A ride on Dominator begins with a small dip (similar to the one on Nitro at Six Flags Great Adventure) and 180-degree right turn out of the station. The train then ascends a 157-foot chain lift hill and upon reaching the top, plummets 148 feet at a right angle. It shoots up into a 135-foot vertical loop, followed by an upward right turn, before swooping down and entering the cobra roll. After the cobra roll the train makes a right turn which takes it to the mid course brake run. From that point it drops before ascending and navigating the interlocking corkscrews. Upon exiting the corkscrews it goes through a couple of twisty turns that take it back to the loading station. The ride is very well paced, with good airtime as well as a high thrill factor. And the train passes by the station twice during its course, once after the loop and once after the cobra roll. Dominator reaches a maximum speed of 65 mph.
And the winner is…Superman.
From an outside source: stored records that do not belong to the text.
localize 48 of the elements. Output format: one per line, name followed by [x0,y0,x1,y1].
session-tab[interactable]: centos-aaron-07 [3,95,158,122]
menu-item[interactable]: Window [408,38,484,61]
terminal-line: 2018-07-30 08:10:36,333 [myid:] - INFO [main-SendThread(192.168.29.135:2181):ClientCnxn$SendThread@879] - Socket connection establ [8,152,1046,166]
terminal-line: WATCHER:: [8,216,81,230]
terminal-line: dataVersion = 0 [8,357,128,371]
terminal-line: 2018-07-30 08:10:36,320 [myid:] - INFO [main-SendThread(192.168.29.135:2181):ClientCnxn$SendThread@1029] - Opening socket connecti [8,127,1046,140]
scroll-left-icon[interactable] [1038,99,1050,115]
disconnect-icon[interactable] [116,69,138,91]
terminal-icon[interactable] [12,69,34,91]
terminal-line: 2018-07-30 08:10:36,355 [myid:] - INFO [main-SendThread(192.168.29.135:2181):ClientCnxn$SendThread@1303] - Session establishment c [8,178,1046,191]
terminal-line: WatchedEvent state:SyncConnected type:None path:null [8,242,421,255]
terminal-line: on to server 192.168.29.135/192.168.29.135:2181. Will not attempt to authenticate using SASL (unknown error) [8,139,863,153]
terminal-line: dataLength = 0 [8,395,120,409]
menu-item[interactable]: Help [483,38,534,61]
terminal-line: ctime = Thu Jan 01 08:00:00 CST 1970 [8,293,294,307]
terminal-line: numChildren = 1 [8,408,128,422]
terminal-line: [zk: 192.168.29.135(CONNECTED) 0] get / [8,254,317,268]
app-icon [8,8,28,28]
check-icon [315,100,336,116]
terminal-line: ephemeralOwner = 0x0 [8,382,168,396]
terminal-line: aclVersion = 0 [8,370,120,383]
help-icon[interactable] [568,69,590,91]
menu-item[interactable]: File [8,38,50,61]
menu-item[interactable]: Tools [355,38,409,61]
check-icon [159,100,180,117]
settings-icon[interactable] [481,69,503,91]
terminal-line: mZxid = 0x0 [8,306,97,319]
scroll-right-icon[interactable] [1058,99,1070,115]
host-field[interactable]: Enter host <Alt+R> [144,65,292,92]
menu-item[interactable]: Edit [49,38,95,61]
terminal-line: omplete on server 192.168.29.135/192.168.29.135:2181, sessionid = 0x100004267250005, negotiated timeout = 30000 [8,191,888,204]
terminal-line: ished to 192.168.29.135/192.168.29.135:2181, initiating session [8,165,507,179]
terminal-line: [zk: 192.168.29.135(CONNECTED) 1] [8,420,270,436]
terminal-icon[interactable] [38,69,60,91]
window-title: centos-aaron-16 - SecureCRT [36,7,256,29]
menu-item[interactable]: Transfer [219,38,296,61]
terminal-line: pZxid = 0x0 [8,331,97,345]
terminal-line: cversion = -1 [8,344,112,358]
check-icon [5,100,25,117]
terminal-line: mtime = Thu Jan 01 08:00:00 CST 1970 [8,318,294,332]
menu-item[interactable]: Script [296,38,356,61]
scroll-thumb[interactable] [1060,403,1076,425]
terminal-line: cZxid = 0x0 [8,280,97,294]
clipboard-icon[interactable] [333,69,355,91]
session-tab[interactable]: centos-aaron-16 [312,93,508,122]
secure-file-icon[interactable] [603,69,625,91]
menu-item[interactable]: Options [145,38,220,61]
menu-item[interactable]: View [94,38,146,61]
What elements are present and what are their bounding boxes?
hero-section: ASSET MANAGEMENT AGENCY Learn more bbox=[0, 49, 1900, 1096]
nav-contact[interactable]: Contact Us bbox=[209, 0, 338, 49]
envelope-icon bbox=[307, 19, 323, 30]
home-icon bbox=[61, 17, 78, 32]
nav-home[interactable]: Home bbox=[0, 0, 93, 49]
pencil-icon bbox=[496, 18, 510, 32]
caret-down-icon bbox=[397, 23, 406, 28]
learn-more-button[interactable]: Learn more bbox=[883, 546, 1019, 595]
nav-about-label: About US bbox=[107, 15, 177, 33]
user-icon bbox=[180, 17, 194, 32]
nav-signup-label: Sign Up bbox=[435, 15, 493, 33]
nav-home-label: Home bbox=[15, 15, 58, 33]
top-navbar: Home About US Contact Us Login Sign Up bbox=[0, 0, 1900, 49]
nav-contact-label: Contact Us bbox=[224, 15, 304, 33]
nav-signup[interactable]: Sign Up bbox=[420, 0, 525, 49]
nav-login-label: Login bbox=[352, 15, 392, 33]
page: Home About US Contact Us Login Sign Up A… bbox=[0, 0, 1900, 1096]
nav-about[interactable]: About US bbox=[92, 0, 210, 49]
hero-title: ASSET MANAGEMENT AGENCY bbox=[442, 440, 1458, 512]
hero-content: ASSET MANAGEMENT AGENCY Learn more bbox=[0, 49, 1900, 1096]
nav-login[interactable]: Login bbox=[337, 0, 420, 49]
Both coasters are awesome and while Superman has an extra inversion, this is not the deciding factor. These coasters pretty much parallel each other in ride experience so it ultimately comes down to the setting. Although Dominator features a very nice layout, it can’t top Superman’s. Like Iron Rattler, Superman uses the park’s quarry wall to great advantage. Creating a theme park at the site of an old limestone quarry was a stroke of genius and incorporating what remains of the quarry into coaster layouts significantly enhances the ride experience.
What’s your take? Have you ridden Superman and Dominator and if so, how do you think they match up?